The UK government failed to provide any ‘new evidence’ that it is improving the lives of disabled people at a United Nations hearing this week, according to Disability Rights UK.

Representatives from the UK government faced the UN’s disability committee in Geneva on Monday (18th March), after they refused to attend the last evidence session in August 2023.

The meeting was called to look at the progress the UK government has made to improve the lives of disabled people. This follows on from an inquiry in 2016 which found there were “grave and systemic” violations of disabled people’s rights to social security, independent living and to work.

UK policy ‘devalues’ lives of disabled people

Government representatives from England, Wales, Scotland and Northern Ireland first gave evidence on the progress the UK has made since the 2016 inquiry.

Speaking at the hearing, Alexandra Gowlland, the Deputy Director of the Disability Unit (part of the Equality Hub in the Cabinet Office) said: “The UK’s follow up reports, which we have previously submitted to the committee on the inquiry, demonstrate our ongoing commitment across the UK as a whole, and across England, Scotland, Wales and Northern Ireland individually, to support disabled people.

“The UK is fully committed to implementing the UN Convention of the right of person’s with disabilities. This is through legislation … and through policies that tackle the barriers faced by disabled people in order to realise their full participation and inclusion in society.”

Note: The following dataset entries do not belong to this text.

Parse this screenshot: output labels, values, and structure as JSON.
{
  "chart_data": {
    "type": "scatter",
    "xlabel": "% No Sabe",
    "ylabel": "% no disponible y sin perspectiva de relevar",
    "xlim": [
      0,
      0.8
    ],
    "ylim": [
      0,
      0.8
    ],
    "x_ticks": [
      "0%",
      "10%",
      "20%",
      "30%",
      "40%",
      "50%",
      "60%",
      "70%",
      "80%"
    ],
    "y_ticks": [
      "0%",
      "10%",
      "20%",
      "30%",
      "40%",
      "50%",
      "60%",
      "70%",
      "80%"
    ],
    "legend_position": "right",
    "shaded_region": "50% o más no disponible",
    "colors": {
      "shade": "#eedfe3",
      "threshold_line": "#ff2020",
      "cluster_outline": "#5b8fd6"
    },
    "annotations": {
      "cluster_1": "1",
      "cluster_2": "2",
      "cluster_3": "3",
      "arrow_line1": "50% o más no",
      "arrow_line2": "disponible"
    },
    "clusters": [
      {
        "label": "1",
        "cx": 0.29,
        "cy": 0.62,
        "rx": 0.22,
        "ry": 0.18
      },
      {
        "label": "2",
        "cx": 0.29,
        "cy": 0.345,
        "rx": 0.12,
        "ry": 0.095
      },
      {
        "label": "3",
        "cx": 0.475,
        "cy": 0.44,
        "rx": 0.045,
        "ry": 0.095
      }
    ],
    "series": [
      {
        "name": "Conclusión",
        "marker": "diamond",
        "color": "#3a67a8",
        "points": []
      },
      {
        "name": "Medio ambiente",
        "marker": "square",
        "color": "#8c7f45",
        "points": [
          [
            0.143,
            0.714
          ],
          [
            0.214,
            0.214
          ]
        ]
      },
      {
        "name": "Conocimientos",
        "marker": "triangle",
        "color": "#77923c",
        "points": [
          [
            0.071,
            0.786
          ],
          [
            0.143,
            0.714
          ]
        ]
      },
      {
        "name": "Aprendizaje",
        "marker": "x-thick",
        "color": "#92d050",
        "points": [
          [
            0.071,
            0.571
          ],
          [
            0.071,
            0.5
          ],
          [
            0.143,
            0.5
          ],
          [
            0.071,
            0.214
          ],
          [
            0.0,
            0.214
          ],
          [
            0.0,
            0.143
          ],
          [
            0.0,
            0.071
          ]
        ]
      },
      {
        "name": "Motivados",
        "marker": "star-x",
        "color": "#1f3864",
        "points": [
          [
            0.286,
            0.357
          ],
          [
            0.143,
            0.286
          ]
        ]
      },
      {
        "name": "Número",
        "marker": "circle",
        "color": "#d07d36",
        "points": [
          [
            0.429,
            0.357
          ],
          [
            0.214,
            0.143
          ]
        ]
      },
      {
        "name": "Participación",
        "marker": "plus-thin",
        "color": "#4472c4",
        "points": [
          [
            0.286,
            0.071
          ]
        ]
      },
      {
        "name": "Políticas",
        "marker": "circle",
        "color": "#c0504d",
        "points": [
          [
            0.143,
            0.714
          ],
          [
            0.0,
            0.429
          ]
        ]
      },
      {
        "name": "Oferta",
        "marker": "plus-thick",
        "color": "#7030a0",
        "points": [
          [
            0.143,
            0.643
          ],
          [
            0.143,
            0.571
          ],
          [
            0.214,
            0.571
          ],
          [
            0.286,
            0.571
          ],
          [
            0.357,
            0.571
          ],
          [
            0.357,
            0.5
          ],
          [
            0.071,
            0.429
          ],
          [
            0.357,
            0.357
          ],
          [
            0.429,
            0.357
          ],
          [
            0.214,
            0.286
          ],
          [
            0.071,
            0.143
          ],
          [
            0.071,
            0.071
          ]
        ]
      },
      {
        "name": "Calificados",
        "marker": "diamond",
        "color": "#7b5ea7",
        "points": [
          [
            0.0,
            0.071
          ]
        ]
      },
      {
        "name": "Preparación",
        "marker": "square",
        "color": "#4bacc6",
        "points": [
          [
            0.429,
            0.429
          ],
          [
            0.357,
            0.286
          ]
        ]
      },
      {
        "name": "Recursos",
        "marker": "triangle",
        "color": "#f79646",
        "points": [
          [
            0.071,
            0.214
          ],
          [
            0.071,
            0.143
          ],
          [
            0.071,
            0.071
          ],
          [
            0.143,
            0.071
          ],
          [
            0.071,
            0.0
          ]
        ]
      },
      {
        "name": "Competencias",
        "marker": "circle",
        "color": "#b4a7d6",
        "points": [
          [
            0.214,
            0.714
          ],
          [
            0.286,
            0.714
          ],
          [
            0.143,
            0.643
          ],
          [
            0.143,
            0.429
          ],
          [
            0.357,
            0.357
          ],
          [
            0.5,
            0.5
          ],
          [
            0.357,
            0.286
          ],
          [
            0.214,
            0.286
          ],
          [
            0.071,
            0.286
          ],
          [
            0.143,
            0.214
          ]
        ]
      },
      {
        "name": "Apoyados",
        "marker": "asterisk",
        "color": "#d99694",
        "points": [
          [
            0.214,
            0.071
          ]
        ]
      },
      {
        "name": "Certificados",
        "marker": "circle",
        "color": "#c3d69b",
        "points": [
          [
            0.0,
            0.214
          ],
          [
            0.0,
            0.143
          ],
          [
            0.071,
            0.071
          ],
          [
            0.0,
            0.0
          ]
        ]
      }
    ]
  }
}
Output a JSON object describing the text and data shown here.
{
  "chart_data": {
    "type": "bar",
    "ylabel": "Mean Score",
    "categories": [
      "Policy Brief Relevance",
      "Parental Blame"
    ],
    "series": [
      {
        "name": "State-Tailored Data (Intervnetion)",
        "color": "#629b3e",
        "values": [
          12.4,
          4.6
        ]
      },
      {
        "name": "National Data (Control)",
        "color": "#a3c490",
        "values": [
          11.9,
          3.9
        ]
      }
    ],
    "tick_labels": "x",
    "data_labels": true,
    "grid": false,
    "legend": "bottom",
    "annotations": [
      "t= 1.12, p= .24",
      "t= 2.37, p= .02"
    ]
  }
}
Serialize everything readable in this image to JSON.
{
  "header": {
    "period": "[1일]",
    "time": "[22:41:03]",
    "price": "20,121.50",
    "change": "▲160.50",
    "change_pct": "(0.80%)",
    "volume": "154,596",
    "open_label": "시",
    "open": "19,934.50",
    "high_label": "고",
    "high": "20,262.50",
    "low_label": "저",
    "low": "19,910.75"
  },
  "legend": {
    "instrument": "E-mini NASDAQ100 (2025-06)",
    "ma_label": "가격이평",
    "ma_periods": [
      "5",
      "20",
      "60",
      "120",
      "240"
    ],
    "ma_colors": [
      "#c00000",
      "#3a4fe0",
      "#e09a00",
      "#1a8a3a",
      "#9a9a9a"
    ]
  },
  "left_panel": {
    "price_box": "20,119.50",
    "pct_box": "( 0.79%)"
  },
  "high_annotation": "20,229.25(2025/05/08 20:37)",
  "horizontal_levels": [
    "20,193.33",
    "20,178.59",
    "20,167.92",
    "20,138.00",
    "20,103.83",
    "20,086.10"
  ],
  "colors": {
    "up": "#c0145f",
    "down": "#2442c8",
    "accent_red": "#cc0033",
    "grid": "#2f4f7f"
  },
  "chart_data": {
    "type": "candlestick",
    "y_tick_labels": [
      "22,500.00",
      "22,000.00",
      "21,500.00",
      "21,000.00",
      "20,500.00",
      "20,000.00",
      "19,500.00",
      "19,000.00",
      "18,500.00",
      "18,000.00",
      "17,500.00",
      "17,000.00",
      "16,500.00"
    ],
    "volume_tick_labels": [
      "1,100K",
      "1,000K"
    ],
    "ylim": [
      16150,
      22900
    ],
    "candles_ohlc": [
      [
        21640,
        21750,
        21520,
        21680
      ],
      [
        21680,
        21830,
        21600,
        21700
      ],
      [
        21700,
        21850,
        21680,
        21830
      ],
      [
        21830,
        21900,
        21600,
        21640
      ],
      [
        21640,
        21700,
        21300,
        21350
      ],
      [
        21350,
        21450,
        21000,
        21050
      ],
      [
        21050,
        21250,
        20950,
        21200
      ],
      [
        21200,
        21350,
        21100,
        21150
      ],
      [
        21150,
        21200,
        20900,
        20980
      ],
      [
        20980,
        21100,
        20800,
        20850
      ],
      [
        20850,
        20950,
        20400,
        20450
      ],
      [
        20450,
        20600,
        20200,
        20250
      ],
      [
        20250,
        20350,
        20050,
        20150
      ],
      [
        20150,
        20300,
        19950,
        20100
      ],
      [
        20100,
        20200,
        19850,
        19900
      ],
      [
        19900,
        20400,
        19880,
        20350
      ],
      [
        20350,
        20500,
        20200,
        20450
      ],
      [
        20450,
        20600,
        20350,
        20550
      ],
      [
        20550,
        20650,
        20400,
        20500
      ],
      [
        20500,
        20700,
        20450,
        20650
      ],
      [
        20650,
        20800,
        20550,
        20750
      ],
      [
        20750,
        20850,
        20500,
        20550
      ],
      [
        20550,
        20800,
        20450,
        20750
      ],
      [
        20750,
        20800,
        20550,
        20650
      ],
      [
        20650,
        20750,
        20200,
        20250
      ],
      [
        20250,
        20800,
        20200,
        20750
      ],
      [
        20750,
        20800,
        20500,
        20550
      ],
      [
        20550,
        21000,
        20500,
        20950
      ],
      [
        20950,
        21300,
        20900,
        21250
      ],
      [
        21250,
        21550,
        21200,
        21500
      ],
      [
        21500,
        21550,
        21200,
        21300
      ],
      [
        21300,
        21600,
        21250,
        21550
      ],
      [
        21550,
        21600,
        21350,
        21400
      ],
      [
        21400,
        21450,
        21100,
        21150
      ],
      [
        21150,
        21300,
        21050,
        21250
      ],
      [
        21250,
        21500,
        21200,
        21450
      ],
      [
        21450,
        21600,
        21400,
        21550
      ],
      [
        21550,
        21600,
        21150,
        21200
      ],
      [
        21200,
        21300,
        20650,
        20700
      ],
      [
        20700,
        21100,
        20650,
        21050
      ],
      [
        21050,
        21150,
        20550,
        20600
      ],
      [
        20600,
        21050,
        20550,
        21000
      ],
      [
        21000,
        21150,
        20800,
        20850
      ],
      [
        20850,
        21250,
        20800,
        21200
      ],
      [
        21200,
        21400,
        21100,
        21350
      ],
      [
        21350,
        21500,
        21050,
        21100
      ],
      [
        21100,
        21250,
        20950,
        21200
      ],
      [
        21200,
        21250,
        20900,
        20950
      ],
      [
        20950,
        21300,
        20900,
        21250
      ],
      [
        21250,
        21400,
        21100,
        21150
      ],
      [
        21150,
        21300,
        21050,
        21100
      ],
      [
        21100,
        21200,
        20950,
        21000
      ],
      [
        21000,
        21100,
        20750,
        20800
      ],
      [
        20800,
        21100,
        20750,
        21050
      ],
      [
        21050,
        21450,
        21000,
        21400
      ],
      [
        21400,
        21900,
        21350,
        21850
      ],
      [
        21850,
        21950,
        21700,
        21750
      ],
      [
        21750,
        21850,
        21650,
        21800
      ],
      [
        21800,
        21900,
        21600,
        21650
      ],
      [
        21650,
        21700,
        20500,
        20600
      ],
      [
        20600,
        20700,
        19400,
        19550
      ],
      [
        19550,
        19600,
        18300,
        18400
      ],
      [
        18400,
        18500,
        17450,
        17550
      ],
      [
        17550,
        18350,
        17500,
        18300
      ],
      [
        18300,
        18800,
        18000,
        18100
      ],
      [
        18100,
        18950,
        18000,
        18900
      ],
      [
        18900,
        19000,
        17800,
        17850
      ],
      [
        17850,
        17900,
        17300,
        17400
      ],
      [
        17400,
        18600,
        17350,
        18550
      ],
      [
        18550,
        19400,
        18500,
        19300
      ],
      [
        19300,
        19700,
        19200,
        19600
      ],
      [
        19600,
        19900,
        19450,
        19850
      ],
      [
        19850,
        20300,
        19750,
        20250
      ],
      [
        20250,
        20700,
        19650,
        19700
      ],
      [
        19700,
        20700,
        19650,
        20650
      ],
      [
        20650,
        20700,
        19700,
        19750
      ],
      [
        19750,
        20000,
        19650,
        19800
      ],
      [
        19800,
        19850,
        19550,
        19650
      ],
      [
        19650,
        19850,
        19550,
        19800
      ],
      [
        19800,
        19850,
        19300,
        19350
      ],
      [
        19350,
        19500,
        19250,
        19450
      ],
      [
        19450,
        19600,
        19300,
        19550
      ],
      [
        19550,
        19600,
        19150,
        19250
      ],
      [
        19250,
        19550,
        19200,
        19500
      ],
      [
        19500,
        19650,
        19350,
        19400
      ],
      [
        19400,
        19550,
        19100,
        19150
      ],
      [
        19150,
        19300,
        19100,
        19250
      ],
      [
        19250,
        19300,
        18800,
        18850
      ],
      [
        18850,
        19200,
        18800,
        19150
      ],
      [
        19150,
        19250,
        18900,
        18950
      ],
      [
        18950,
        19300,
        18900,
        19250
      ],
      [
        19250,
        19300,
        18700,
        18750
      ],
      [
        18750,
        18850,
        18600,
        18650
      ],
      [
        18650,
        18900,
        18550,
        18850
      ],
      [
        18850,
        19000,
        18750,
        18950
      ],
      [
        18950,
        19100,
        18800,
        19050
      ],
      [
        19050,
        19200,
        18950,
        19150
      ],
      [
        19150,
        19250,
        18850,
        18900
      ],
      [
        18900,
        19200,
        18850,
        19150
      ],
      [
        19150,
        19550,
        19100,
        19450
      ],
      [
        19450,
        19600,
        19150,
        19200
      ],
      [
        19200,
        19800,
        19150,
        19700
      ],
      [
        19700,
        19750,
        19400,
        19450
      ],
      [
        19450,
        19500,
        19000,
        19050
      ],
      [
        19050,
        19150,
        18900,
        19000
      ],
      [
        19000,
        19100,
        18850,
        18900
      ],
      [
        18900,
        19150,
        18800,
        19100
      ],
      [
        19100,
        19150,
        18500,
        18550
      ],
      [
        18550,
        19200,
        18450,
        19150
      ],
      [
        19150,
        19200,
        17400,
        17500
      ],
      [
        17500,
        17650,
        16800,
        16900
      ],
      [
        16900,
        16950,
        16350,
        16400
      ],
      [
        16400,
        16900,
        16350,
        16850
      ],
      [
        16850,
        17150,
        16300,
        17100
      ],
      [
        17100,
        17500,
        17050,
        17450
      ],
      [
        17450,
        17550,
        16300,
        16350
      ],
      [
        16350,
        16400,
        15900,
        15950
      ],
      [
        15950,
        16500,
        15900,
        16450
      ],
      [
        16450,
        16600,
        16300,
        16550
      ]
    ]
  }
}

Ms Gowland gave various examples of the policy and legislation the UK has implemented over the past few years (such as the BSL Act and the Down Syndrome Act) before handing over to representatives of the devolved administrations to outline specific action within their jurisdictions.

However, the UK rapporteurs, who sit on the UN Committee for the Rights of Disabled People, described UK policy and practice as “a pervasive framework and rhetoric that devalues disabled people’s lives”.

Newer legislation ‘lacks transformative change’

The committee highlighted the ways the UK government has violated the UN’s Convention on the Rights of Disabled People (UNCRDP), including a regression of disabled people’s rights.

They challenged the absence of a holistic approach to delivering benefits, both across devolved governments and individuals with intersectional experiences.

Their questions to the UK Government ranged from benefit related deaths and the violence of the current social security system, to the rise in disabled people being institutionalised, incarcerated and the “increasing use of restraints, restrictive practice and coercion”.

Disability Rights UK says the government’s response to the rapporteurs’ questions “lacked any substantive answers”, with the representatives “mostly repeating” what they had already outlined during the oral evidence session.

The government continued to highlight the Disability Action Plan and Disability Strategy, but the charity says these pieces of legislation lack any ‘transformative change’.

Charity calls on public to challenge rights violations

Kamran Mallick, CEO of Disability Rights UK, said: “Although we are not surprised by the UK Government’s response today, we still feel that their refusal to properly engage with this process is an insult to all disabled people whose experiences are reflected in the evidence we’ve provided to the UN.

“Despite requesting a delay last year, they have provided us with no new evidence – instead signposting to plans and policies that create no transformative change. The delegation shared all the ways they believe they’ve created progress for disabled people’s rights – but they know, just as we do, that no progress has been made. In fact, we have gone backwards.

“Accessing our basic support is not a luxury – whether that be getting a GP appointment on the day that you call, or having a social security system that works for all of us. Just because our government refuses to take responsibility on their failure to deliver this, that doesn’t mean that it’s not unacceptable.

“The world is watching, and UK government can no longer claim to be a leader in disability rights. We will continue to challenge these rights violations and ask that you join us by writing to your MP and supporting the Disabled People’s Manifesto.”